Fairfax's office had voiced skepticism about a legislative investigation. A Fairfax spokeswoman said the lieutenant governor "believes that an inherently political process is not the most likely path for learning the truth."
Vanessa Tyson and Meredith Watson — the two women who have come forward with accusations against Fairfax — have both said they're willing to testify before the General Assembly. Tyson has accused Fairfax of assaulting her in a Boston hotel room in 2004. Watson, who came forward Friday, has alleged Fairfax raped her in 2000 at Duke University. Fairfax has said both encounters were consensual and has refused to step down in the face of what he has called a "vicious and coordinated smear campaign."
Watson is asking the legislature to hold hearings "regardless of what they are called," and to "reject a secret and delayed proceeding," her lawyer said in a statement Monday evening.
Though the impeachment threat may have dissipated, Fairfax's staff departures proved there would be immediate consequences for the accusations.
The PAC employees who left are Dave Mills, who was the executive director of We Rise Together, and Courtney McCargo, a fundraiser.
Mills is the husband of state Sen. Jennifer McClellan, D-Richmond, who is considered a strong contender to replace Fairfax as lieutenant governor should Fairfax resign.
On the government side, Adele McClure, the policy director, resigned, as did Julia Billingsley, the scheduling director.
Lauren Burke, Fairfax's communications director, remains employed by his PAC and Larry Roberts, his chief of staff, remains on as a state employee.
Roberts posted on Facebook that he continues to support and believe Fairfax.
"Women and men deserve to be heard and given safe space to tell their stories, to be understood, and to ensure that encounters are assessed fairly and with sensitivity to all concerned."
The job of lieutenant governor is part time. Fairfax is a lawyer at the firm Morrison & Foerster, which has placed him on paid leave.
If the General Assembly doesn't conduct an investigation, it's unclear who else would. Fairfax has issued multiple statements suggesting the FBI could investigate, but the claims against him don't appear to involve any federal crimes.
The Virginia State Police would not have jurisdiction to investigate crimes that occurred in other states.
Some Republican lawmakers have said the matter should be left to local law enforcement.

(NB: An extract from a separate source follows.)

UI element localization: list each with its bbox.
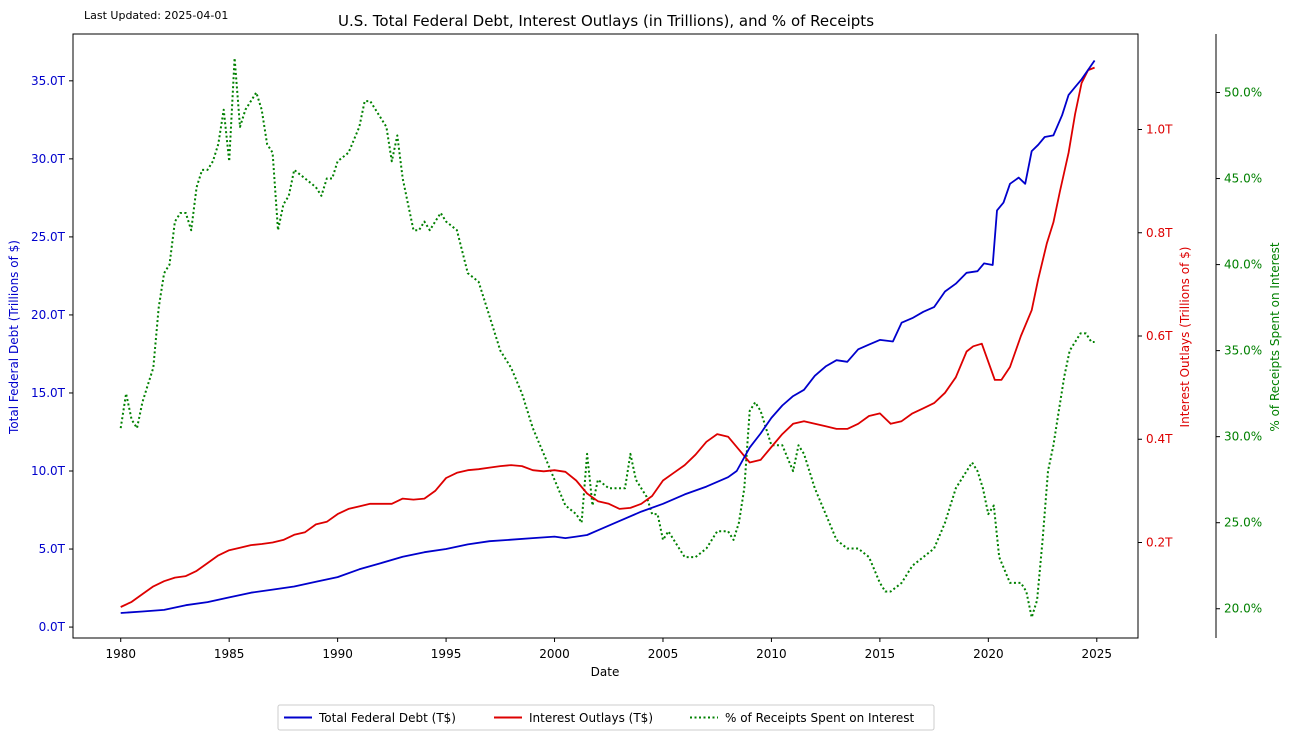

"Due process must be followed to ensure both parties the right of innocence until proven guilty," Sen. Amanda Chase, R-Chesterfield, said in a statement Monday. "As legislators, it's important for us to focus on our legislative session until we must be involved under the law.”
As Fairfax entered the Capitol, he reiterated his call for an independent investigation.
The FBI declined to comment on Fairfax's suggestions the agency could get involved in the matter.